Here are the proposals to date, with a brief overview and links to further reading.
- The Emergency Money for the People Act would provide a $2,000 monthly stimulus check for up to one year. Here is a full overview of the Emergency Money for the People Act.
- The Automatic Boost to Communities (ABC) Act would provide a monthly stimulus check for $2,000 for at least 12 months during the payment period, with an additional $1,000 monthly payment for the following 12 months. Adults and dependents would receive the same amount each month and there would be no income limit for the stimulus payment. Full ABC Act overview.
- The Monthly Economic Crisis Support Act would provide a $2,000 monthly stimulus check for individuals and up to three dependents for at least six months. The income limits for this proposal are different than the CARES Act. You can learn more in this Monthly Economic Crisis Support Act Overview.

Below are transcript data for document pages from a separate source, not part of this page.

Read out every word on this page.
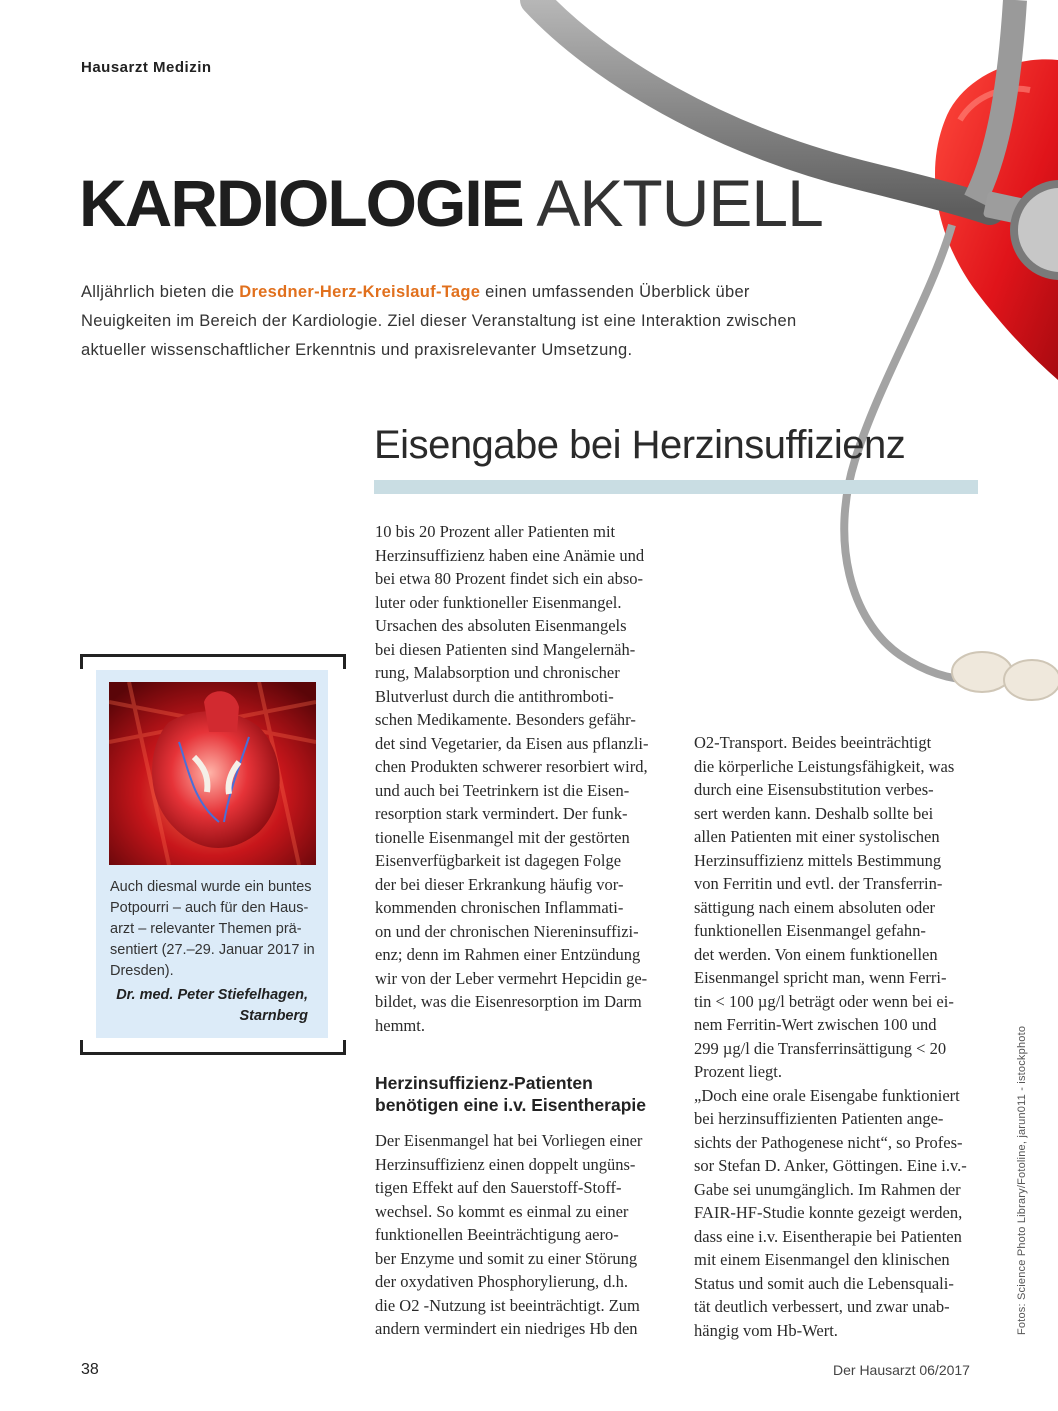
Hausarzt Medizin
KARDIOLOGIE AKTUELL
Alljährlich bieten die Dresdner-Herz-Kreislauf-Tage einen umfassenden Überblick über Neuigkeiten im Bereich der Kardiologie. Ziel dieser Veranstaltung ist eine Interaktion zwischen aktueller wissenschaftlicher Erkenntnis und praxisrelevanter Umsetzung.
Eisengabe bei Herzinsuffizienz
10 bis 20 Prozent aller Patienten mit
Herzinsuffizienz haben eine Anämie und
bei etwa 80 Prozent findet sich ein abso-
luter oder funktioneller Eisenmangel.
Ursachen des absoluten Eisenmangels
bei diesen Patienten sind Mangelernäh-
rung, Malabsorption und chronischer
Blutverlust durch die antithromboti-
schen Medikamente. Besonders gefähr-
det sind Vegetarier, da Eisen aus pflanzli-
chen Produkten schwerer resorbiert wird,
und auch bei Teetrinkern ist die Eisen-
resorption stark vermindert. Der funk-
tionelle Eisenmangel mit der gestörten
Eisenverfügbarkeit ist dagegen Folge
der bei dieser Erkrankung häufig vor-
kommenden chronischen Inflammati-
on und der chronischen Niereninsuffizi-
enz; denn im Rahmen einer Entzündung
wir von der Leber vermehrt Hepcidin ge-
bildet, was die Eisenresorption im Darm
hemmt.
Herzinsuffizienz-Patienten
benötigen eine i.v. Eisentherapie
Der Eisenmangel hat bei Vorliegen einer
Herzinsuffizienz einen doppelt ungüns-
tigen Effekt auf den Sauerstoff-Stoff-
wechsel. So kommt es einmal zu einer
funktionellen Beeinträchtigung aero-
ber Enzyme und somit zu einer Störung
der oxydativen Phosphorylierung, d.h.
die O2 -Nutzung ist beeinträchtigt. Zum
andern vermindert ein niedriges Hb den
O2-Transport. Beides beeinträchtigt
die körperliche Leistungsfähigkeit, was
durch eine Eisensubstitution verbes-
sert werden kann. Deshalb sollte bei
allen Patienten mit einer systolischen
Herzinsuffizienz mittels Bestimmung
von Ferritin und evtl. der Transferrin-
sättigung nach einem absoluten oder
funktionellen Eisenmangel gefahn-
det werden. Von einem funktionellen
Eisenmangel spricht man, wenn Ferri-
tin < 100 µg/l beträgt oder wenn bei ei-
nem Ferritin-Wert zwischen 100 und
299 µg/l die Transferrinsättigung < 20
Prozent liegt.
„Doch eine orale Eisengabe funktioniert
bei herzinsuffizienten Patienten ange-
sichts der Pathogenese nicht“, so Profes-
sor Stefan D. Anker, Göttingen. Eine i.v.-
Gabe sei unumgänglich. Im Rahmen der
FAIR-HF-Studie konnte gezeigt werden,
dass eine i.v. Eisentherapie bei Patienten
mit einem Eisenmangel den klinischen
Status und somit auch die Lebensquali-
tät deutlich verbessert, und zwar unab-
hängig vom Hb-Wert.
Auch diesmal wurde ein buntes
Potpourri – auch für den Haus-
arzt – relevanter Themen prä-
sentiert (27.–29. Januar 2017 in
Dresden).
Dr. med. Peter Stiefelhagen,
Starnberg
38	Der Hausarzt 06/2017
Fotos: Science Photo Library/Fotoline, jarun011 - istockphoto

These proposals would offer welcome financial relief for many individuals, but they would come with a massive cost. We have estimated that a $2,000 monthly stimulus check could cost anywhere from $3 trillion up to $10 trillion.
Odds of Passing? Next to zero. The cost of these programs is simply too high. And while a monthly stimulus check would provide ongoing support, there are more efficient and cost-effective methods of sending money to those who need it, as opposed to sending it to everyone. Here are more reasons why these $2,000 monthly stimulus checks are unlikely to be passed.
Other Current Stimulus Proposals
There have been several other proposals in Congress. Here are some of the more high-profile proposals to date:
- The Rent and Mortgage Cancellation Act would cancel rent and mortgage payments for an individual’s primary residence for up to one year, with a limit of one per household. Rent and mortgage payments would be paid for by the Rental Property Relief Fund and the Home Lenders Relief Fund, both of which would be created by the Act and would be managed by the Department of Housing and Urban Development. You can learn more in this Rent and Cancellation Act overview.
- The Getting America Back to Work Act would provide a payroll tax rebate that covers 80 percent of payroll expenses, enabling businesses to more easily hire and retain employees. You can read the proposal here.
- The American Tax Rebate and Incentive Program (TRIP) Act would offer a $4,000 tax credit per adult (plus $500 per qualifying child) to take a vacation at least 50 miles away from home.
Odds of Passing? The Rent and Mortgage Cancellation Act and the TRIP Act both have little chance of being passed. However, there have been several discussions about payroll tax waivers and similar tax cuts to promote hiring and employee retention. This bill, or a similar proposal, has some chance of being passed in the next stimulus package.
Other Possibilities for the Next Stimulus Package
Several government officials have given statements or hinted at what they believe the next stimulus package will include. While there is support for a second stimulus check, it is not universal. In general, the Democrats are more in favor of a second stimulus check, while the Republicans are more inclined to provide relief through other means, such as proposals designed to improve employment.